I HAVE been a dairy farmer most of my life, but during the past 12 years we have lost more than 250 animals that have responded positively to the bTB test, and when we were free of restriction two years ago we sold the milking herd.
When we gave up milk production we moved into beef production, but as we had a number of Friesian heifers of varying ages we now sell privately when they calve.
Recently we had four to sell and when these were tested we were very disappointed as one proved ‘inconclusive’ and has to be retested in 60 days. This means that we are unable to sell the other heifers as the whole herd is now under restriction.
Since then we have had the whole herd routinely tested and have had one positive reactor, which will have to be slaughtered and eight inconclusive.
We were later informed that in addition the eight inconclusive would also have to be slaughtered.
We will now have to have two clear tests before we are free to sell on the open market again.
Recently we had one animal removed and the day after we had eight shot.
When you have reared the animals from birth and attend them daily, it was not what I wanted to see.
Fifty years ago we had one set of badgers on the farm, but now we have four and then we only saw the occasional one at night. However we now have so many badgers that they are unable to find sufficient food and it is not unusual to see them on the farm yard during daylight in search of food.
Many people believe that the badger is an endangered species, but it is not. They first became ‘protected’ in 1973 following the introduction of the Badger Act. At the time the country was virtually clear of any bovine tuberculosis scourge and where there had been bTB outbreak the badger was professionally gassed. Now through ignorance they are running wild and not restricted like our dairy herds.
The rural voice has to be recognised as it is not working at present and what makes it worse is that the impression has been given that farmers don’t like or want them. When rabbits were a pest farmers went to great expense in trapping, ferreting and gassing them, but since the numbers were reduced to probably 10% they are allowed to roam freely and I believe that the same could happen with the badgers.
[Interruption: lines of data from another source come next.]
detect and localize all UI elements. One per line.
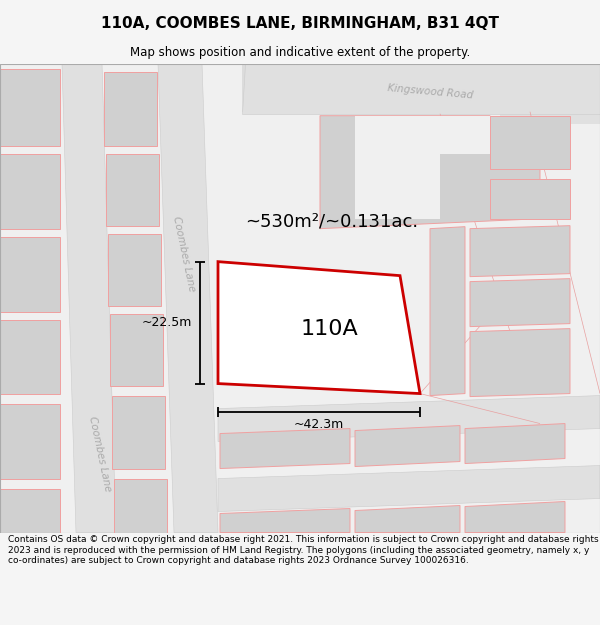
Polygon shape (242, 64, 600, 112)
Text: ~22.5m: ~22.5m (142, 316, 192, 329)
Polygon shape (490, 116, 570, 169)
Text: 110A, COOMBES LANE, BIRMINGHAM, B31 4QT: 110A, COOMBES LANE, BIRMINGHAM, B31 4QT (101, 16, 499, 31)
Polygon shape (112, 396, 165, 469)
Polygon shape (320, 116, 540, 229)
Text: Coombes Lane: Coombes Lane (87, 415, 113, 492)
Polygon shape (430, 227, 465, 396)
Polygon shape (218, 466, 600, 511)
Polygon shape (500, 112, 600, 124)
Polygon shape (114, 479, 167, 532)
Polygon shape (218, 262, 420, 394)
Text: ~42.3m: ~42.3m (294, 418, 344, 431)
Polygon shape (470, 329, 570, 397)
Text: Contains OS data © Crown copyright and database right 2021. This information is : Contains OS data © Crown copyright and d… (8, 535, 598, 565)
Polygon shape (0, 64, 600, 532)
Polygon shape (106, 154, 159, 226)
Polygon shape (158, 64, 218, 532)
Polygon shape (0, 489, 60, 532)
Polygon shape (110, 314, 163, 386)
Polygon shape (355, 506, 460, 532)
Text: 110A: 110A (300, 319, 358, 339)
Polygon shape (470, 226, 570, 277)
Polygon shape (0, 154, 60, 229)
Polygon shape (355, 426, 460, 466)
Polygon shape (0, 404, 60, 479)
Polygon shape (355, 116, 490, 219)
Polygon shape (220, 429, 350, 469)
Polygon shape (0, 319, 60, 394)
Text: Map shows position and indicative extent of the property.: Map shows position and indicative extent… (130, 46, 470, 59)
Polygon shape (465, 424, 565, 464)
Polygon shape (490, 179, 570, 219)
Text: Coombes Lane: Coombes Lane (171, 215, 197, 292)
Polygon shape (0, 69, 60, 146)
Polygon shape (62, 64, 116, 532)
Text: ~530m²/~0.131ac.: ~530m²/~0.131ac. (245, 213, 418, 231)
Polygon shape (0, 237, 60, 312)
Polygon shape (108, 234, 161, 306)
Polygon shape (220, 509, 350, 532)
Polygon shape (218, 396, 600, 441)
Text: Kingswood Road: Kingswood Road (387, 83, 473, 101)
Polygon shape (104, 72, 157, 146)
Polygon shape (465, 501, 565, 532)
Polygon shape (242, 64, 600, 114)
Polygon shape (470, 279, 570, 327)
ERIC HOWELLS Meadow View Llanddewi Velfrey IT IS very nice to watch wildlife programmes on TV, but it only tells you a few of the facts. You have seen dear little badgers popping out of their setts on a summer’s evening. They look so charming – even cuddly.
Before badgers were protected, Britain was TB-free.
Badger numbers have increased tenfold. They used to live happily and healthily in the woods, digging their many chambers and tunnels under the trees. They have now spread out into farmland.
Many farmers have come to grief when a tractor wheel falls through into a badger tunnel. Is the shocking waste of tens of thousands of cattle going to slaughter and acres of land made useless worth the uncontrolled lives of badgers?
And when a farmer loses his cattle he suffers searing emotional trauma, the farm business is compromised.
Farmers have taken their own lives because of the pressure of this stupidity over culling. It is time everyone not connected with rural life left those people who understood the ecology of the natural world to do what they must do.
The badger’s lifestyle is not all that attractive. They snuffle and rootle about for worms and beetles, putting little droplets of fluid from their noses on the grass.
They mark their territory with urine frequently so spreading whatever disease they have to any cattle grazing.
Their favourite food is hedgehog, which they unroll with their great claws to bite into the soft belly.
So please, those people who are fighting against a badger cull, please, please think again and get things in proportion.
No one wants badgers extinct, nor do we want hedgehogs extinct, and it would be lively to hear the skylark and lapwing singing high over our meadows again.
But it is vital that our farmers are given the consideration and respect they deserve for the hard work they do producing our food (in spite of everything and the weather). Without successful farmers we starve and civilization, as we know it, comes to an end.